22. Der Ausgleichsanspruch des Klägers ist nicht gemäß Art. 5 Abs. 3 (EG) VO Nr. 261/2004 ausgeschlossen, weil die Annullierung auf außergewöhnliche Umstände zurückginge, die sich auch dann nicht hätten vermeiden lassen, wenn alle zumutbaren Maßnahmen ergriffen worden wären. Denn ein bei einem Flugzeug auftretendes technisches Problem fällt grundsätzlich nicht unter den Begriff der „außergewöhnlichen Umstände“ gemäß Art. 5 Abs. 3 (EG) VO Nr. 261/2004, es sei denn, dass es auf Umstände zurückgeht, die nicht Teil der normalen Tätigkeit eines Luftfahrtunternehmens und von diesem nicht zu beherrschen sind (vgl. EuGH, NJW 2010, 43 (47)). Ein Triebwerksschaden wie im vorliegenden Fall ist danach grundsätzlich nicht als „außergewöhnlicher Umstand“ zu werten; der Vortrag der Beklagten rechtfertigt die Annahme außergewöhnlicher, nicht beherrschbarer Umstände nicht.

23. Folgt der Entschädigungsanspruch des Klägers nach dem Gesagten unmittelbar aus Art. 7 Abs. 1 c), 5 Abs. 1 c) (EG) VO Nr. 261/2004, so kommt es auf Fragen der entsprechenden Anwendung der Entschädigungsregelungen auf Fälle der Flugverspätung (vgl.
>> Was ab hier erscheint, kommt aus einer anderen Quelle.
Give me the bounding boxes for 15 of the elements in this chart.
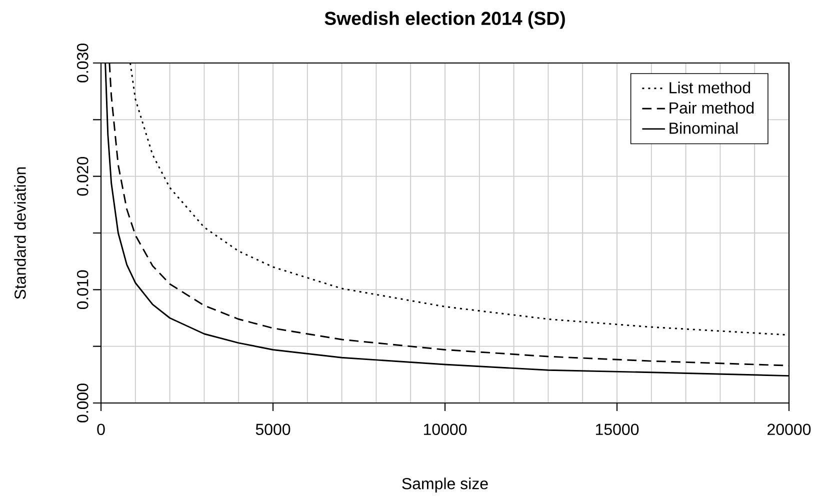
x-tick-label: 15000: [596, 424, 639, 436]
y-tick-label: 0.000: [76, 384, 88, 422]
x-tick-label: 10000: [424, 424, 467, 436]
x-tick-label: 20000: [768, 424, 811, 436]
legend-label: Pair method: [670, 102, 754, 114]
legend-label: List method: [670, 82, 750, 94]
x-axis-title: Sample size: [402, 478, 488, 492]
y-tick-label: 0.030: [76, 44, 88, 82]
y-tick-label: 0.010: [76, 270, 88, 310]
x-tick-label: 0: [97, 424, 105, 436]
legend-label: Binominal: [670, 122, 738, 134]
chart-title: Swedish election 2014 (SD): [324, 11, 565, 29]
x-tick-label: 5000: [256, 424, 290, 436]
y-tick-label: 0.020: [76, 156, 88, 196]
y-axis-title: Standard deviation: [14, 167, 26, 299]
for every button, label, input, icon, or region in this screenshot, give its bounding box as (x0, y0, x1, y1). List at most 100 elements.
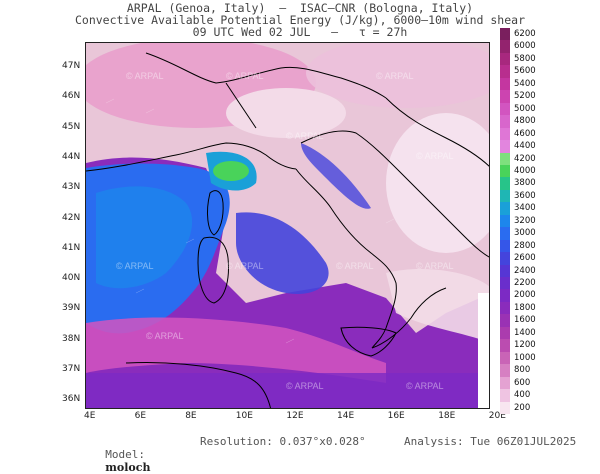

EuGH, NJW 2010, 43) vorliegend nicht an.

24. Der Zinsanspruch des Klägers folgt aus §§ 288 Abs. 1, 286 Abs. 1 BGB.

26. Die Kostenentscheidung hat ihre Grundlage in § 91 Abs. 1 ZPO. Die Entscheidung über die vorläufige Vollstreckbarkeit ergibt sich aus §§ 708 Nr. 10, 713 ZPO.

27. Die Voraussetzungen für eine Zulassung der Revision nach § 543 ZPO liegen nicht vor. Es handelt sich um eine Einzelfallentscheidung ohne grundsätzliche Bedeutung.

28. Eine Vorlage der vorliegend relevanten Auslegungsfrage zu Art 5 Abs. 1 (EG) VO Nr. 261/04 an den EuGH gemäß Art. 267 AEUV ist nicht veranlasst, da insoweit auf der Grundlage einer gesicherten Rechtsprechung des Gerichtshofes und der Offenkundigkeit der richtigen Auslegung des Unionsrechts entschieden wurde. Die im Schriftsatz der Beklagten vom 18.01.2011 aufgeführten Vorlagefragen sind nicht entscheidungserheblich, da die Beklagte zweifelsfrei „ausführendes Luftfahrtunternehmen“ i. S. d. Art. 2 b) (EG) VO Nr. 261/2004 hinsichtlich des hier allein relevanten annullierten Fluges war.